If that happens, it could mark the end of the roller coaster ride the U.S. housing market has been on since the pandemic. That ride was fueled by rock-bottom mortgage rates that set off bidding wars, pushing up prices more than 40 percent in just a few years, while tight supply and investor demand added further pressure.
The Federal Reserve’s subsequent rate hikes pushed borrowing costs up, but with so many homeowners locked into historically low rates, few were willing to sell, leaving inventory scarce and prices stubbornly high.
Buyers have since gained the upper hand in several markets, and supply has started to rebound, especially in Florida and Texas, where builders have been busy. But elsewhere, prices have remained sticky.
“This year we’ve seen faster price growth in Midwest and East Coast markets, which makes them less likely to return to normal housing costs soon if we assume those growth rates will continue,” Khan said.

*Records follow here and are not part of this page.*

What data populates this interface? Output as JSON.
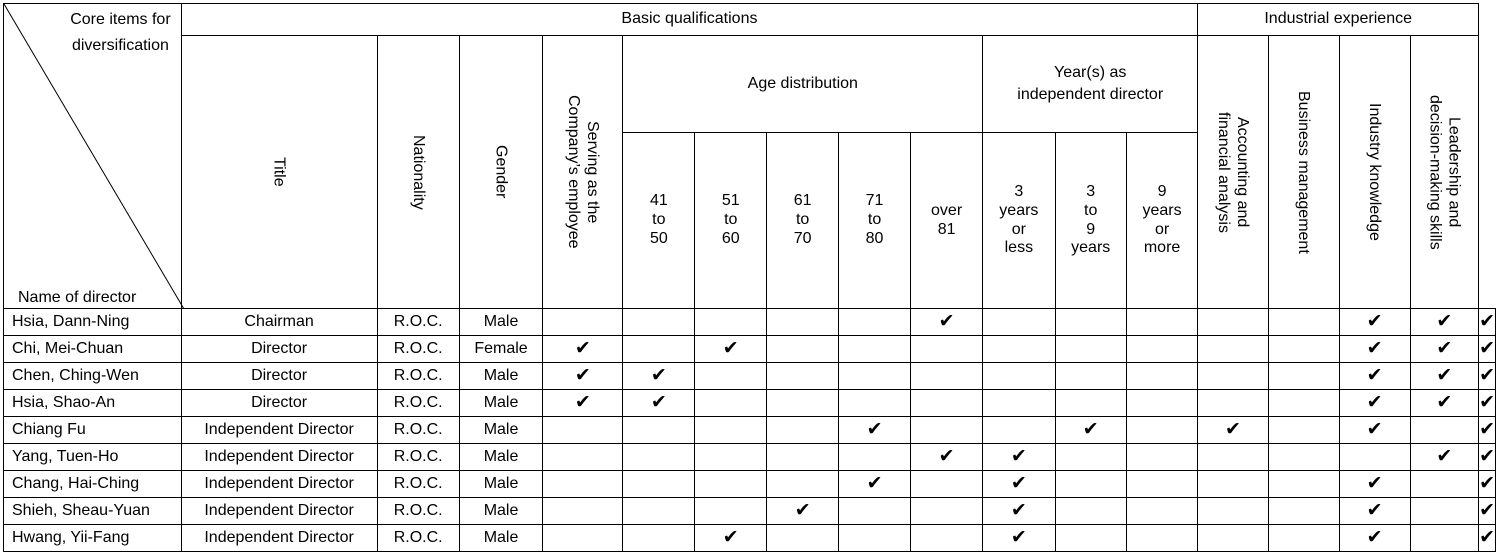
{
  "header": {
    "corner_top": "Core items for\ndiversification",
    "corner_bottom": "Name of director",
    "basic_qualifications": "Basic qualifications",
    "industrial_experience": "Industrial experience",
    "title": "Title",
    "nationality": "Nationality",
    "gender": "Gender",
    "employee": "Serving as the\nCompany’s employee",
    "age_distribution": "Age distribution",
    "ages": [
      "41\nto\n50",
      "51\nto\n60",
      "61\nto\n70",
      "71\nto\n80",
      "over\n81"
    ],
    "years_independent": "Year(s) as\nindependent director",
    "years": [
      "3\nyears\nor\nless",
      "3\nto\n9\nyears",
      "9\nyears\nor\nmore"
    ],
    "experience": [
      "Accounting and\nfinancial analysis",
      "Business management",
      "Industry knowledge",
      "Leadership and\ndecision-making skills"
    ]
  },
  "check_symbol": "✔",
  "directors": [
    {
      "name": "Hsia, Dann-Ning",
      "title": "Chairman",
      "nationality": "R.O.C.",
      "gender": "Male",
      "checks": [
        0,
        0,
        0,
        0,
        0,
        1,
        0,
        0,
        0,
        0,
        0,
        1,
        1,
        1
      ]
    },
    {
      "name": "Chi, Mei-Chuan",
      "title": "Director",
      "nationality": "R.O.C.",
      "gender": "Female",
      "checks": [
        1,
        0,
        1,
        0,
        0,
        0,
        0,
        0,
        0,
        0,
        0,
        1,
        1,
        1
      ]
    },
    {
      "name": "Chen, Ching-Wen",
      "title": "Director",
      "nationality": "R.O.C.",
      "gender": "Male",
      "checks": [
        1,
        1,
        0,
        0,
        0,
        0,
        0,
        0,
        0,
        0,
        0,
        1,
        1,
        1
      ]
    },
    {
      "name": "Hsia, Shao-An",
      "title": "Director",
      "nationality": "R.O.C.",
      "gender": "Male",
      "checks": [
        1,
        1,
        0,
        0,
        0,
        0,
        0,
        0,
        0,
        0,
        0,
        1,
        1,
        1
      ]
    },
    {
      "name": "Chiang Fu",
      "title": "Independent Director",
      "nationality": "R.O.C.",
      "gender": "Male",
      "checks": [
        0,
        0,
        0,
        0,
        1,
        0,
        0,
        1,
        0,
        1,
        0,
        1,
        0,
        1
      ]
    },
    {
      "name": "Yang, Tuen-Ho",
      "title": "Independent Director",
      "nationality": "R.O.C.",
      "gender": "Male",
      "checks": [
        0,
        0,
        0,
        0,
        0,
        1,
        1,
        0,
        0,
        0,
        0,
        0,
        1,
        1
      ]
    },
    {
      "name": "Chang, Hai-Ching",
      "title": "Independent Director",
      "nationality": "R.O.C.",
      "gender": "Male",
      "checks": [
        0,
        0,
        0,
        0,
        1,
        0,
        1,
        0,
        0,
        0,
        0,
        1,
        0,
        1
      ]
    },
    {
      "name": "Shieh, Sheau-Yuan",
      "title": "Independent Director",
      "nationality": "R.O.C.",
      "gender": "Male",
      "checks": [
        0,
        0,
        0,
        1,
        0,
        0,
        1,
        0,
        0,
        0,
        0,
        1,
        0,
        1
      ]
    },
    {
      "name": "Hwang, Yii-Fang",
      "title": "Independent Director",
      "nationality": "R.O.C.",
      "gender": "Male",
      "checks": [
        0,
        0,
        1,
        0,
        0,
        0,
        1,
        0,
        0,
        0,
        0,
        1,
        0,
        1
      ]
    }
  ]
}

Redfin’s 2030 calculation assumes mortgage rates will fall to 5.5 percent long-term, down from about 6.7 percent in recent months. Such a drop is hardly guaranteed, given the Fed’s recent conservative posture around President Trump’s tariffs and the cooling labor market.
Even if that happens, about half of the nation’s major metros — including New York, Chicago, Boston and Philadelphia — would not see housing costs return to normal within the next decade if home prices keep growing at their current pace.
Redfin’s analysis examined 46 of the top 50 metro areas in the U.S. and used the mortgage payment-to-income ratio as the measure of housing costs. That ratio compares the monthly housing payment on a 30-year mortgage (mortgage, property tax, insurance) to the median household income for a given region.